Additionally, the regulations allow for institutions to choose which levels of evidence they require, either the former Obama era guidelines or the new proposed rules, which would result in confusing national standards and different students having different levels of protection or standards depending on where they were.
Beyond even the logistics of what these proposed regulations would mean for victims of sexual assault and harassment on campuses, many are worried that DeVos crafted the new guidelines without the best interest of survivors at heart. Before the release, DeVos met with various groups, such as Families Advocating for Campus Equality (FACE), Stop Abusive and Violent Environments (SAVE) who advocate for the rights of people accused of sexual assault, and the National Coalition for Men (NCFM). Further, the president of NCFM has been quoted blaming a victim of caught-on-camera assault committed by football player Ray Rice, saying “if she hadn’t aggravated him, she wouldn’t have been hit.” The input of an organization whose leader had sided with an indicted assaulter should not be taken into consideration when attempting to level the playing field between victims and the accused.
Unfortunately, issues of rape and sexual misconduct are not unknown to the college of our hearts. In the case of the University of Maine, 41 cases of rape and 18 cases of fondling were reported in the last three years, according to the University of Maine 2017 Annual Security and Fire Safety Report, provided by the University Of Maine Police Department in accordance with the Jeanne Clery Disclosure of Campus Security Policy and Campus Crime Statistic Act of 1998. UMaine has standards and resources in place for victims who wish to come forward but these could be affected by the proposed regulations.

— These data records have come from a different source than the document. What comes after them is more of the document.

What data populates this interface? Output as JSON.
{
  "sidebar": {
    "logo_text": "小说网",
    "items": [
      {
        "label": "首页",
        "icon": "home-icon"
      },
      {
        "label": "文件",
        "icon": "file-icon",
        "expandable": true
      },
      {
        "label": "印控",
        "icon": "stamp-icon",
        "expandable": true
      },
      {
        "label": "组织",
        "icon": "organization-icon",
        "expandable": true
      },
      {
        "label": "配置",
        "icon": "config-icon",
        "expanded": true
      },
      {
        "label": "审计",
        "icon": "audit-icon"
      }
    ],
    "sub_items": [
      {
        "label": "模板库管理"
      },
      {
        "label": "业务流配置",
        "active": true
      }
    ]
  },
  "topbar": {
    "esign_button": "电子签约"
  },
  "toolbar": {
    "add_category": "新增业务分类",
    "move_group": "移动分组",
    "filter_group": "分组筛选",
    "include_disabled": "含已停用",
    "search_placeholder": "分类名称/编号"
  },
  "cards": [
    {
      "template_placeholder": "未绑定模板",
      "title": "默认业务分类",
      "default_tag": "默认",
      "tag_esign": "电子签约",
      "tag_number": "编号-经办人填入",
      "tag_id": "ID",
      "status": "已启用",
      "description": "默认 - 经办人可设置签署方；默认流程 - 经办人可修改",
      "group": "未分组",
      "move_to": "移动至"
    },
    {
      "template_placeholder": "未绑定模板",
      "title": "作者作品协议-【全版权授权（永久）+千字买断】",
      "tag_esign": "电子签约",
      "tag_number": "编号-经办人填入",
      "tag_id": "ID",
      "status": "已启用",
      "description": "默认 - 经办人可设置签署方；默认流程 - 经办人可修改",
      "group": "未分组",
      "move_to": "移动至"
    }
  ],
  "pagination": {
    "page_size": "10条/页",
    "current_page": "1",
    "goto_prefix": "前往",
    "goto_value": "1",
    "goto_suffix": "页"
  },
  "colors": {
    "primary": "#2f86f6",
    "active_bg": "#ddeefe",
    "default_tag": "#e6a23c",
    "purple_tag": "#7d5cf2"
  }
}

Additionally, recent news states that a former UMaine baseball pitcher, Clay Conway, was charged in November with raping six women in his home state of Delaware. He attended UMaine for the 2014-15 and 2015-16 school years before transferring to the University of Delaware. The alleged rapes occurred over the last five years, and Conway was expelled from the University of Delaware in September for “sexual assault and dating violence.” During the university’s investigation, it was found that Conway “more likely than not” assaulted women, based on information from the victim and several witnesses, “more likely than not” choked the victim and “may have” mentioned “driving her dead body into the Delaware River,” according to the Bangor Daily News.
While there were never any reported sexual misconduct cases involving Conway while he was a student at the University of Maine, having a former UMaine student accused of such severe instances of assault serve as a reminder that these issues do not fall far from home.
These new regulations proposed by DeVos may have changed whether or not Conway would have been expelled from the University of Delaware, since they used the “preponderance of evidence” standard to find that Conway “more likely than not” committed the alleged rape.
Finally, the proposed rules could allow institutions to enter dangerous territory of refusing to investigate sexual misconduct even in cases of rape. An opinion piece written by Dana Bolger, co-founder of Know Your IX for the New York Times, sites a court case, Ross v. Corporation of Mercer University, where rape was ruled to not count as sexual harassment under the new standards “because a one-time act of violence is not ‘pervasive.’” These new regulations increase the amount of gray area in instances of reported sexual misconduct, make it harder for students to see their claims investigated and decrease the level of equality between the victim and the accused in Title IX proceedings.